Bean Market Catches Bid
The bean market caught a bid to close the week out on a strong note. News that China was canceling the auction of 3 mmt of beans out of their reserves gave the market a boost overnight and that carried through to the day sessions. Reports that China was going to auction off the beans helped press the beans lower earlier in the week. It is not a surprise that China would choose to cancel the auction as there is an over-abundance of beans in their ports at this moment. News continues to flow that Chinese traders are still trying to cancel bean buys on the book and in some cases on their way to the port. The trade continues to debate if the US will run out of beans. With the importation of both beans and meal projected to be at record highs due to plentiful world supplies, the ending stock pile will be tight but we will not run out. As for this week’s trading it definitely was a volatile on,e putting in a 51 3/4 cent range. The weeks lows were put in early and we closed only a cent lower from last Fridays close and this was 33 3/4 cents of the week’s low. The overall trend of the bean market continues to be higher and a close below $14.44 would need to happen to take out the long term trend. Near term support should be found at this week’s low at the $14.60 1/2 level.
- Stand Aside
The monthly Cattle on Feed report showed March Placements last month were 4.7% under the previous year. This was a bit lower than the average guess of a 0.8% increase. As these are cattle which will finish out from August through October this is supportive for those two contracts by 50 cents on Monday. There are two explanations for this decline in placements. Keep in mind there was a strong incentive for very big placements due to the biggest profit closeouts on outgoing cattle since 2003. The first explanation is that we are now reaching the point where supplies of calves and feeders are just too tight.

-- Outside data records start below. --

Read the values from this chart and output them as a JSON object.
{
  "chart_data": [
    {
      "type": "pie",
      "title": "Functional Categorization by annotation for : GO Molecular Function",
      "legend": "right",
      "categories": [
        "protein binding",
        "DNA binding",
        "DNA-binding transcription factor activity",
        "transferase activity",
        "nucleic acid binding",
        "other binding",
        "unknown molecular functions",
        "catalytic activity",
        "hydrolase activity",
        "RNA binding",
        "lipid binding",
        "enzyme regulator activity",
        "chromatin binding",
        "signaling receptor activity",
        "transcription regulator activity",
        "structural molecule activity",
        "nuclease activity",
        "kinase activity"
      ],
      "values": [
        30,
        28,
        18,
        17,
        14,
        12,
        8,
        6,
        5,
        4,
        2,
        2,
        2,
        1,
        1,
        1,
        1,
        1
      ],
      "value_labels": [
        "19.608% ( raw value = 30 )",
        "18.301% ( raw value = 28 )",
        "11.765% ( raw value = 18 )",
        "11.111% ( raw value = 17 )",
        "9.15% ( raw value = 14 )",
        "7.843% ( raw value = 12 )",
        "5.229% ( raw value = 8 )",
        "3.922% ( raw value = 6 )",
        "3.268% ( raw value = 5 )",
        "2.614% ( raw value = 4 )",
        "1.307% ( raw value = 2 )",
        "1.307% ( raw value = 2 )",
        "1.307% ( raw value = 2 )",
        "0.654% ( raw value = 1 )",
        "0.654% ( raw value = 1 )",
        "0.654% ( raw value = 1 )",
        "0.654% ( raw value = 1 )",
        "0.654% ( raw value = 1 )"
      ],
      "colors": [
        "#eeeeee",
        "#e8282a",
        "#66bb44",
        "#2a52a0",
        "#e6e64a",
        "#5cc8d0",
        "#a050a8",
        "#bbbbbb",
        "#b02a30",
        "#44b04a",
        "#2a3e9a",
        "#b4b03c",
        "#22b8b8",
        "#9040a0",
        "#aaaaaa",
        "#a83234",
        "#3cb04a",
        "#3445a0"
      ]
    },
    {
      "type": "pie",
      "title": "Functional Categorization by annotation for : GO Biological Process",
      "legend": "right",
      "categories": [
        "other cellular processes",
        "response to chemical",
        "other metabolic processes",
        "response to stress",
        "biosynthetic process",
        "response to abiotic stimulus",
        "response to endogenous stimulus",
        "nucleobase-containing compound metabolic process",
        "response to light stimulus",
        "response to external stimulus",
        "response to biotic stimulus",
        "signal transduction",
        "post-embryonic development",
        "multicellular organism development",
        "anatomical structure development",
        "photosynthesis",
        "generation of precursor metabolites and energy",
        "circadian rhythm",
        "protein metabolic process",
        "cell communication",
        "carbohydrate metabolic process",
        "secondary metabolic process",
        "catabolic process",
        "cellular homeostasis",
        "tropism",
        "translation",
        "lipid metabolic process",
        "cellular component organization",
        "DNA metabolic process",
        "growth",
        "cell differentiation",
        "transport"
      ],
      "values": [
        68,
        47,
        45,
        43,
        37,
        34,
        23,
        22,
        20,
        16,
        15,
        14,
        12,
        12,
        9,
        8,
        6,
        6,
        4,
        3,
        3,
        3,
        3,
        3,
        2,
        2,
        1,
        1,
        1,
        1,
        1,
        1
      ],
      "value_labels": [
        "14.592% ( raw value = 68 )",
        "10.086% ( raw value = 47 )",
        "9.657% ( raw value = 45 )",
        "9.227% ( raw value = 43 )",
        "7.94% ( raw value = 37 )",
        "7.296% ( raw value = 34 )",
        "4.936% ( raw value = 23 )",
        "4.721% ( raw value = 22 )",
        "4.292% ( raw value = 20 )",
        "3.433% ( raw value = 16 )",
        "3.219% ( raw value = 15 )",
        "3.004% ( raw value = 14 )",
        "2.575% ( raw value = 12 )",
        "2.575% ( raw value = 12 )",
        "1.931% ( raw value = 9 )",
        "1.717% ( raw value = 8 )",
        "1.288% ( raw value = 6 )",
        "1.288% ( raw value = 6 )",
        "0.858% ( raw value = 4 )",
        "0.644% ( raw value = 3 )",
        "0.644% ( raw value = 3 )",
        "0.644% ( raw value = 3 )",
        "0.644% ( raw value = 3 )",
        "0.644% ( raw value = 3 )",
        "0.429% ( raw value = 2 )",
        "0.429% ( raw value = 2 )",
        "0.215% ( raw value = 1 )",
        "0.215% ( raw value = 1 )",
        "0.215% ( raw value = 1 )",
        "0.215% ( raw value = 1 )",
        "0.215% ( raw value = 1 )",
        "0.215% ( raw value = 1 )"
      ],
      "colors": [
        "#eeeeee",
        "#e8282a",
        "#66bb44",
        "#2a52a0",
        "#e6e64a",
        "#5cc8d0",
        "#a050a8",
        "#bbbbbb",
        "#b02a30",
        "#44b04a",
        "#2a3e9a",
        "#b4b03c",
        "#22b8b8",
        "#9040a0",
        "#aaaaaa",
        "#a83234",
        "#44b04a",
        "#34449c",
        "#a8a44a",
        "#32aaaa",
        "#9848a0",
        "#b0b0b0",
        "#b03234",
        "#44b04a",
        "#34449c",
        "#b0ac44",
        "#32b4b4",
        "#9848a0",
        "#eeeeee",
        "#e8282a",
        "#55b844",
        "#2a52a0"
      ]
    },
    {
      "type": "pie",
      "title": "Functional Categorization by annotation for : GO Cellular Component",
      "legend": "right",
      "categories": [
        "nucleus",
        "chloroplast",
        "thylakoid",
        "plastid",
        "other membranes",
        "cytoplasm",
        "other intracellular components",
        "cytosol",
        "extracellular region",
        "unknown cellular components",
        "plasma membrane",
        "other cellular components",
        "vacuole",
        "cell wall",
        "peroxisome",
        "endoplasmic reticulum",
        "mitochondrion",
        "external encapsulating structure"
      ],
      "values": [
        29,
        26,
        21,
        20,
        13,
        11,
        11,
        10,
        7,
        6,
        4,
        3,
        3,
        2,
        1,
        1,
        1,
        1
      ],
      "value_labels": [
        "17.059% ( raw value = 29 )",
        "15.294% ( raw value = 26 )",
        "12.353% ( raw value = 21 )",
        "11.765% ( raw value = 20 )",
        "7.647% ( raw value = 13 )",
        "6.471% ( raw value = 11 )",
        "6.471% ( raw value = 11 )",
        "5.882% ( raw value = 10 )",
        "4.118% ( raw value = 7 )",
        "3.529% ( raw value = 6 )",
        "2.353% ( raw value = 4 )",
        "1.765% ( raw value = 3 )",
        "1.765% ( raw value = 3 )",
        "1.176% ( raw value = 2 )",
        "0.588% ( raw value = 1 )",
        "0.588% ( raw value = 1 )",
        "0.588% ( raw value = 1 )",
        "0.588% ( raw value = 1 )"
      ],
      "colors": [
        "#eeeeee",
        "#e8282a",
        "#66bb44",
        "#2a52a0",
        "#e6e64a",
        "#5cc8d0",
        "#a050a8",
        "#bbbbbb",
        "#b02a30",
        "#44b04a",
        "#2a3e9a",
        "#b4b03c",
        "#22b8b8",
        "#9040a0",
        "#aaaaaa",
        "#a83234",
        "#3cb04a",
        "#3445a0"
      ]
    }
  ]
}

In the previous five months, the placement total was 6.6% higher than last year. Considering that last year’s calf crop was only 1% lower than last year this would mean we would be moving into some deficit numbers for future placements. The trade was just not thinking it would have happened in March. The other explanation here is that weather was a bigger than expected problem in early March. Though we are all set in the spring weather mentality right now, don’t forget that the first week and half of March was terrible. Some sale barns and county roads were closed at that time. Based on the minor rally in futures ahead of the close, and the gains made in early April feeder prices, we would assume the market will believe supplies are getting harder to find.